Crêpes à l’improviste

Papa dit toujours qu’il faut prévoir, surtout quand on est pressé. D’autant que je suis capable de me souvenir, il a toujours été pressé.

Souvent, il me dit de me dépêcher: « vite, mets ta tuque » ou « allez, range tes jouets ». J’aimerais lui dire que ce n’est pas parce que je prends mon temps, mais juste parce que parfois, c’est difficile pour moi.

Même les choses faciles sont difficiles. Mais je ne sais pas s’il comprend. Que pour moi, les choses faciles sont difficiles, parce qu’elles sont rapides. Je sais que si je me dépêche, je le verrai moins longtemps. Je ne vois pas souvent mon papa, surtout la semaine. Mais j’aime qu’on soit ensemble.
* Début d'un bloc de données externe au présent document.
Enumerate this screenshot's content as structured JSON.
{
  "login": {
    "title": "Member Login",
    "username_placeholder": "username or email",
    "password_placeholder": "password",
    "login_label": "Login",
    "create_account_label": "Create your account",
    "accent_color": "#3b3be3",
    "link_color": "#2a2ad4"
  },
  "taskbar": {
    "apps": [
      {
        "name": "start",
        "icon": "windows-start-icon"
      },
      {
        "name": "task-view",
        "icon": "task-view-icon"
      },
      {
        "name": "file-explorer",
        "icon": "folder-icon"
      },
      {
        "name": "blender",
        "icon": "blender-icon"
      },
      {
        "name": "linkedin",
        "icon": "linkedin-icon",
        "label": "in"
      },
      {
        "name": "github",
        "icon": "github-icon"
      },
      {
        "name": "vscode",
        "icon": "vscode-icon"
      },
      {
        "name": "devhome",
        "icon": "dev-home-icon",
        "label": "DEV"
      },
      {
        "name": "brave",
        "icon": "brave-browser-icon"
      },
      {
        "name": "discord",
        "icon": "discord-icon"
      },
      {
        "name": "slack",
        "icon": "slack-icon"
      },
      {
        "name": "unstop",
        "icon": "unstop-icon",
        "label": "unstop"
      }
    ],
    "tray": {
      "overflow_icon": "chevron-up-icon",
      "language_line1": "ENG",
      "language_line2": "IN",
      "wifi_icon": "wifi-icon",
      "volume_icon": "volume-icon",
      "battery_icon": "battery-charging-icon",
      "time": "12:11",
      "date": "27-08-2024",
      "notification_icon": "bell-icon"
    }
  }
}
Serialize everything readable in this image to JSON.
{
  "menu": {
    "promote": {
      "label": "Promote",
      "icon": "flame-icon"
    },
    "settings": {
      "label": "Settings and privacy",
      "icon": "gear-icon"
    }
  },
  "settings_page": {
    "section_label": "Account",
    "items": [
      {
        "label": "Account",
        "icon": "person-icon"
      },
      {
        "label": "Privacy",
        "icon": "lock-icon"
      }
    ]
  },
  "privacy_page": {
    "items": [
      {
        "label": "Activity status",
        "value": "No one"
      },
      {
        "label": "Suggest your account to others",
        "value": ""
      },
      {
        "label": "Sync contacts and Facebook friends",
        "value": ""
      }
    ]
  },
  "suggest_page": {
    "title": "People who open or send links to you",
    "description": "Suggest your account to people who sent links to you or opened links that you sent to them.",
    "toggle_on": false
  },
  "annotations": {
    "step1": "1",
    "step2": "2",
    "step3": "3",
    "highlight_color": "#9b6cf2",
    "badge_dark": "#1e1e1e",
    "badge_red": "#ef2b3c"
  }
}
Pour que j’aille plus vite, il me dit de « faire mon grand ». Je crois que faire son grand, c’est de bien faire les choses et surtout, les faire vite. C’est être prévoyant.

Parfois, je m’arrête pour le regarder mais je ne dis rien, pour ne pas le déranger. J’ai plein de choses à lui dire et surtout à lui montrer. Quand je le dérange, parfois il est impatient et change de pièce, et je préfère être avec lui en silence sans le déranger plutôt qu’il s’éloigne de moi, alors je ne dis rien. Il m’arrive des fois de vouloir être un texto, parce que les textos, il les regarde dès qu’il les voit, et pas moi. Juste quand je fais des choses pas prévues.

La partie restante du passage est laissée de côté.